Mr. Obama will attend a graduation ceremony in Columbus, Ohio, for 25 police recruits who were laid off one month ago and were rehired using money from the $787 billion stimulus bill.
White House Press Secretary Robert Gibbs said Thursday it is "a good-news story" in the midst of "some very tough economic figures."
The Labor Department released jobs numbers Friday morning showing that employers cut 651,000 jobs, nudging the unemployment rate past 8 percent, the highest since 1983.
The bad news follows job losses of 655,000 in January and 681,000 in December. Analysts expect the bloodletting to continue through at least the middle of this year.

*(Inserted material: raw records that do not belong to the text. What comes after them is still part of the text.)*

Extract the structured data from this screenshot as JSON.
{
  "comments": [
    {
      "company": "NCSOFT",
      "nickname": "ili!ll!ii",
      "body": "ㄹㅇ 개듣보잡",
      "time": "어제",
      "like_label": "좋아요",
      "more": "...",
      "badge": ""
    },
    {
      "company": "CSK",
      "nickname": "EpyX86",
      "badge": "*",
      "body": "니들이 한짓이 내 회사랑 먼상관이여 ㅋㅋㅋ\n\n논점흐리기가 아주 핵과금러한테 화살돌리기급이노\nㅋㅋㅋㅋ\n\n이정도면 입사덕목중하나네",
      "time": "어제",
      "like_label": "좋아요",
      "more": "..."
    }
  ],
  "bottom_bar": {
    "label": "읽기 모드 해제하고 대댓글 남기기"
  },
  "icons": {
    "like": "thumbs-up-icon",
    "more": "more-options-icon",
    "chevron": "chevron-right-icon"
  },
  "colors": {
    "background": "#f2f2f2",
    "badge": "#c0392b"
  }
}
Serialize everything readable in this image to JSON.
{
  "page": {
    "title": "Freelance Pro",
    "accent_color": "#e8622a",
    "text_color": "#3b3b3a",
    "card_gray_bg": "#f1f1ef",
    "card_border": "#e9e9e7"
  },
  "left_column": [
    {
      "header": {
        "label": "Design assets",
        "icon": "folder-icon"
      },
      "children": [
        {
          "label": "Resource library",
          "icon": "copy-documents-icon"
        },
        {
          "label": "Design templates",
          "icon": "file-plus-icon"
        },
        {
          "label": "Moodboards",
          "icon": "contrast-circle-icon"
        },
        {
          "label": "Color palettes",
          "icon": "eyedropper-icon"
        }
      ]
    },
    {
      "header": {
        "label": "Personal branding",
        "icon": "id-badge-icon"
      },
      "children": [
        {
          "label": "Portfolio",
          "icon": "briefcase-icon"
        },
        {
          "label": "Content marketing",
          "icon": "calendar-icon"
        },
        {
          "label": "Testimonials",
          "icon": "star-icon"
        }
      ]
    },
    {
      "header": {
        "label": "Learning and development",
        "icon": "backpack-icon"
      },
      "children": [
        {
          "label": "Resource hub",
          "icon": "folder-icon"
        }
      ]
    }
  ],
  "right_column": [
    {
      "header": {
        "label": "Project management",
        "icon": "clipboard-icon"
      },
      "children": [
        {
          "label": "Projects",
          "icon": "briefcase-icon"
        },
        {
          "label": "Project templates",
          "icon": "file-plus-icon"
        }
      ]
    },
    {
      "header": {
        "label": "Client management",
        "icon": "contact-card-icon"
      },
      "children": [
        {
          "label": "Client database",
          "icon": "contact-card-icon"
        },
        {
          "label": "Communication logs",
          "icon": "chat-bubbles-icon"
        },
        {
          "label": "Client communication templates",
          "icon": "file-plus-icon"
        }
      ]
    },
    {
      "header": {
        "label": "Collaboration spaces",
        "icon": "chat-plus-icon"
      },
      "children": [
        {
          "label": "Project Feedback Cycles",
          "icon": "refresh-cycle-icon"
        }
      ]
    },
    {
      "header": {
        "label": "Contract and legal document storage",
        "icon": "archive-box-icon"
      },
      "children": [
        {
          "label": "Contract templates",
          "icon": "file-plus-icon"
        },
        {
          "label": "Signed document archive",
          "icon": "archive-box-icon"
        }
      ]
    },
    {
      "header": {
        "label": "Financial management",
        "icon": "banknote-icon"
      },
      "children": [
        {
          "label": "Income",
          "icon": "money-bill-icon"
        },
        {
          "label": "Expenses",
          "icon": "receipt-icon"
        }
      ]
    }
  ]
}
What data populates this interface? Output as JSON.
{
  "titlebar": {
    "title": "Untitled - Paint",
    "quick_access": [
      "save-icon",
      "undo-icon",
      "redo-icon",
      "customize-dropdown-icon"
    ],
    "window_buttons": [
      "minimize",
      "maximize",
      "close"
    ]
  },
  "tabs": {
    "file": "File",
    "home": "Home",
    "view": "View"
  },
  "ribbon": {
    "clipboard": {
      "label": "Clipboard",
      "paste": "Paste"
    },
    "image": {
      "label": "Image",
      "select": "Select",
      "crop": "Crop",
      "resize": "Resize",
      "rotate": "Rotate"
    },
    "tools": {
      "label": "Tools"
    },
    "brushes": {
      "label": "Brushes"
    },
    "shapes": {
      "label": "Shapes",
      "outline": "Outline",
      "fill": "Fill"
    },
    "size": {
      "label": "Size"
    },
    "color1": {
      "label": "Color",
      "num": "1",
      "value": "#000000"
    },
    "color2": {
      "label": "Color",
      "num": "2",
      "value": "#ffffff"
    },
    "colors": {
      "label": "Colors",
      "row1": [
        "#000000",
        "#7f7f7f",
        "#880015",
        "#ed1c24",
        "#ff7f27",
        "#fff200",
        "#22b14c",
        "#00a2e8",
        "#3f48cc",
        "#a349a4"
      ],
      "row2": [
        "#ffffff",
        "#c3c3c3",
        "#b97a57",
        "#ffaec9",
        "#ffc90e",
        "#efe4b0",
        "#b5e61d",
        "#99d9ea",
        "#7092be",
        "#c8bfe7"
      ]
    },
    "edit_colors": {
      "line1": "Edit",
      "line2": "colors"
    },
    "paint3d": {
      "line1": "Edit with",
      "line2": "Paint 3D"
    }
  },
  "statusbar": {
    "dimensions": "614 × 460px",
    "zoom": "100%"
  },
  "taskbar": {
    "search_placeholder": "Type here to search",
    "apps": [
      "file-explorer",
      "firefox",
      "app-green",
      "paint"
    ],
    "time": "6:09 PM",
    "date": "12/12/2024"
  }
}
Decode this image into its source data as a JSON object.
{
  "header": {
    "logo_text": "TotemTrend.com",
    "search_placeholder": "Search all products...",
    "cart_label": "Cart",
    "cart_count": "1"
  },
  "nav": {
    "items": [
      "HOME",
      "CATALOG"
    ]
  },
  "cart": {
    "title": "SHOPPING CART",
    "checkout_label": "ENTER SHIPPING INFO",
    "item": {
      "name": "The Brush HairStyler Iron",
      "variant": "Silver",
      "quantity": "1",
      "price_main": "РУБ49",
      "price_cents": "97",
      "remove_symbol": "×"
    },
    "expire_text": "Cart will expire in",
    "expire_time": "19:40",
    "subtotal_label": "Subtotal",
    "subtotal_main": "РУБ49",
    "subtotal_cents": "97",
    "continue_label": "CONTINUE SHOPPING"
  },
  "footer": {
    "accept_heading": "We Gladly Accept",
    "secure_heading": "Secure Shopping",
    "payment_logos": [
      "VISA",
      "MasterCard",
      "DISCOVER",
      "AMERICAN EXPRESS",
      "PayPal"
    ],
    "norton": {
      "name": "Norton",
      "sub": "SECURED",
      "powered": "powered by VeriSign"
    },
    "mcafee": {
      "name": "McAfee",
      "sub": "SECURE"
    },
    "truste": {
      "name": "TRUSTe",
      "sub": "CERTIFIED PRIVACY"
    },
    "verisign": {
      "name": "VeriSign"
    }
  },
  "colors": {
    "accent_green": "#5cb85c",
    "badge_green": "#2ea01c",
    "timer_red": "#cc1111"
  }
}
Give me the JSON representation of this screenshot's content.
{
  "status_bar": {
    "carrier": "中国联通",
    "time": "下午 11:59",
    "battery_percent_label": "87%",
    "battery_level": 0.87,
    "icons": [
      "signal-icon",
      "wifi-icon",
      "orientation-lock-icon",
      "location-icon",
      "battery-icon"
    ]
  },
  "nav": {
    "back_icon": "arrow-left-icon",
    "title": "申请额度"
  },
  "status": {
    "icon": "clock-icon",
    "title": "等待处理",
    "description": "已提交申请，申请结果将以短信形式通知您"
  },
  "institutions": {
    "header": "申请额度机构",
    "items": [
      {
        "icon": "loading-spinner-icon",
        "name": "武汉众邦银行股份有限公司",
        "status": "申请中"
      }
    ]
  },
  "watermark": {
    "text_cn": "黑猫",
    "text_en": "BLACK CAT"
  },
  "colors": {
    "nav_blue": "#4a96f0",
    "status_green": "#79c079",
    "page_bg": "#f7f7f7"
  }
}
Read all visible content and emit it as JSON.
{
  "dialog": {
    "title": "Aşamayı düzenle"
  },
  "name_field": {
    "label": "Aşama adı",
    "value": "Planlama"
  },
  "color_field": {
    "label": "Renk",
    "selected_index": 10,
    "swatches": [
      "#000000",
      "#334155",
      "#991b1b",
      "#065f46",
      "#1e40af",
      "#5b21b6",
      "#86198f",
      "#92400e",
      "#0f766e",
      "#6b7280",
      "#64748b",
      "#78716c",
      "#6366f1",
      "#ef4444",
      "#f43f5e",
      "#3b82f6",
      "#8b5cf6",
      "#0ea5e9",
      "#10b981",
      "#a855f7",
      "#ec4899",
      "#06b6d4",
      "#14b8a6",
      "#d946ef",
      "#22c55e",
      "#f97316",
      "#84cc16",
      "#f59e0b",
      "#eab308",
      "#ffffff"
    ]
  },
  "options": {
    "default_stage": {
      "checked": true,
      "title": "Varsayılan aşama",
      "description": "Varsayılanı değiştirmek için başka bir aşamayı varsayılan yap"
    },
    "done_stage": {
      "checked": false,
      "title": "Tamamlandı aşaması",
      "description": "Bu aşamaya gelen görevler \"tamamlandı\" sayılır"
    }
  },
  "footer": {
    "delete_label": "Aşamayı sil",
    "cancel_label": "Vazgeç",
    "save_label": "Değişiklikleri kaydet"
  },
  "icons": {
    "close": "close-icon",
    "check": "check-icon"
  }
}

Mr. Obama has promised that the stimulus will save or create 3.5 million jobs by 2010.
In Ohio, the White House says the stimulus, which has been pilloried by many conservatives for spending too much money on things that are not stimulative, will "support or create" 133,000 jobs in Ohio.
Ohio is getting $61 million for "for law enforcement and criminal and juvenile justice activities," and the city of Columbus is getting $4 million of that.
Columbus Mayor Michael B. Coleman received notice early in January that he would have to cut $13 million from the city's budget. The new police recruit class, which entered the police academy in July, were given pink slips on Jan. 27.
The cadets had 30 days pay after the date of their release, and a few days before that money ran out, Mr. Coleman told the cadets the stimulus money would allow them to graduate.
Attorney General Eric Holder is traveling with Mr. Obama today. The president returns to Washington by mid-afternoon.